So if I click on that first molecule link, you end up in ChemSpider. ChemSpider is a company that basically--there's about 20 million molecules that they're currently managing. They predict all kinds of properties of that film and what they enable me to do is to upload my molecules there and manage the searches, manage the archiving so I don't have to worry about it.

So most of the things that I'm showing you, if I can at all I'm going to get it off my server, put it into the cloud, have other people worry about it and optimally, do it in a redundant way.

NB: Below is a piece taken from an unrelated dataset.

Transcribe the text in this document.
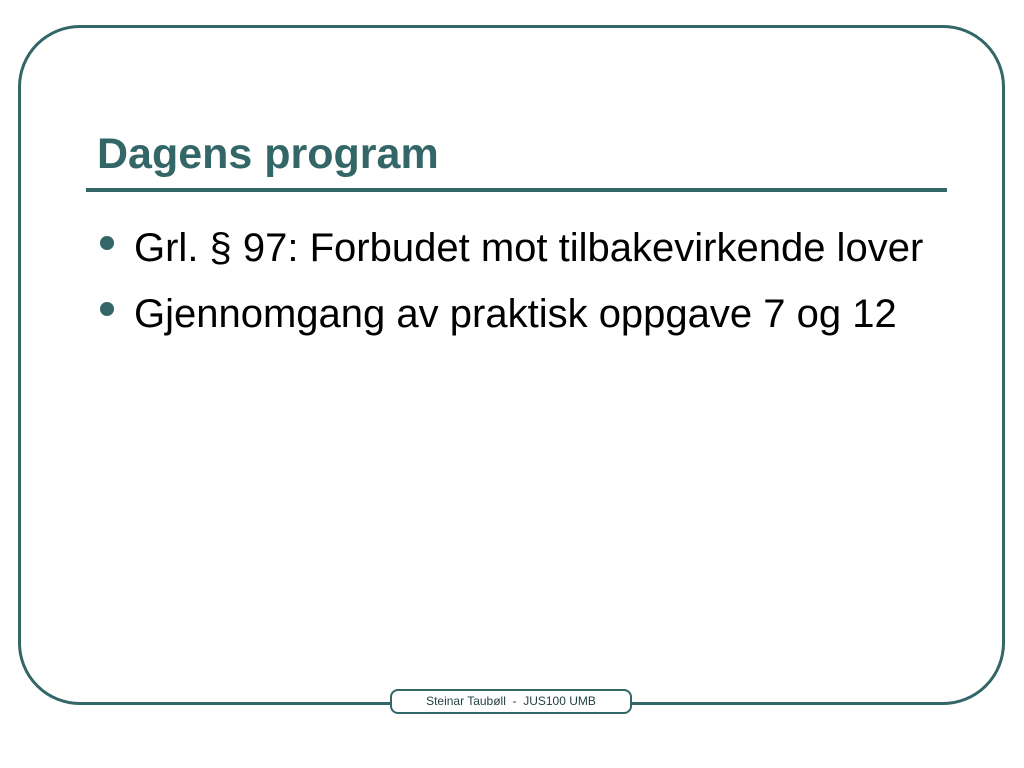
Dagens program
Grl. § 97: Forbudet mot tilbakevirkende lover
Gjennomgang av praktisk oppgave 7 og 12
Steinar Taubøll  -  JUS100 UMB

So if something goes wrong, I still have access to it. So this is a perfect example, ChemSpider, I can link to it and now if you want to know the molecular weights, whatever, there's also a bunch of information underneath here.

Now, there was one of these little links to an experimental plan, so there are pages on Useful Chem where this is me basically outlining a protocol for my students to follow. Now it may turn out that they won't follow it exactly and that's why they have to recall a log every single time you do it. But this is a way of streamlining that so I can ask them to do something.

Then there was a link to the molecules that we're trying to make. So why are we trying to make them? Because we have a collaborator and in this case, Rajarshi Guha at Indiana and he did docking studies. So he tries to take some of our molecules and fit them in the enzyme of the malarial parasite, and then he told us which molecules are most likely to be active. So he returned the list back to us.

Well, why should we trust him? We have no reason to. So here's the procedure he's using and there's further links you can keep digging down to see the receptor areas that he used, why he used them. Over here, you see these links; these are links to the actual molecules. All right, in some way your Chemistry recognizes your molecule codes. This enable you to represent a molecule and you're just using text, so you don't have to draw it out.

So you can see here, molecule 1, this is what Rajarshi thought was the most useful molecule for us to make. So you can draw down and access the information as deeply as you wish. There's a procedure section which looks like what you would paper. And you can link to our data that there are spectrum. All right, so in Chemistry we take [indecipherable] which is basically a spectrum that helps you identify the molecule and helps you identify your [indecipherable].

All we do is we put a link here and the person really doesn't even need to have a software installed, this is all browser-based. You click this link, it pops up the spectrum and then you can expand any of these areas to look for the fine detail.

That's something that's actually been a little bit annoying if you're trying to repeat something, you may on the supplementary section of the paper actually get--this is a PDF. But it's kind of convenient because if you were to expand it, you'd see that there's a lot more [indecipherable] there than it shows in the full picture. So that finally, when you see this conclusion--that the [indecipherable] product is obtained with 39% yield--you can actually see what evidence I'm bringing forth to make that statement. You can see all the way.

All right. The other thing that we do is we indexed the experiments with the molecules using different kinds of tags. There's something called an InChi which is a way of representing a molecule. There's also something called InChiki which for a number of reasons, I'm going to be switching more and more towards than--I can discuss that with a chemist at some of the time--but the point is that all these tags are indexed in Google, so if somebody is searching for that molecule they will show up the experiments that where we've used it.

OK, comparing experiments. So a bunch of pages is not really that handy to compare experiments. So one of the things that we started to do is to put similar experiments in a master table and this was using Google Docks which you saw earlier on, very convenient. You can share this Google Dock to anybody, it's a spreadsheet, you can collaborate, you can make it public, you can make it not public, you can have some people be able to edit it and some people not.

What we're basically recording here is whether or not we get a precipitate from this reaction. So if we get a precipitate, it means that it's really easy to do the reaction so we're trying to find a reactions where we do get a precipitate and actually, this table is a lot wider than I'm able to show you here. But you can try to find patterns in here and that's another collaboration we're having with people who are trying to plan models to this data to predict which compounds will precipitate. So everything here is up for grabs in terms of contributing to this project.

The most important section is the lab section because if you don't have this, you can't really be completely certain that you really did all the things that you were claiming you did in the other sections. So that's something that I try to really reiterate with my students, have to have this. Now, the lab the way that it looks right here certainly a human being can read this, but if we're going to be doing lots and lots of these experiments in order to be really searchable in an intelligent way, it'd be nice to represent it in a better way as we're mentioning.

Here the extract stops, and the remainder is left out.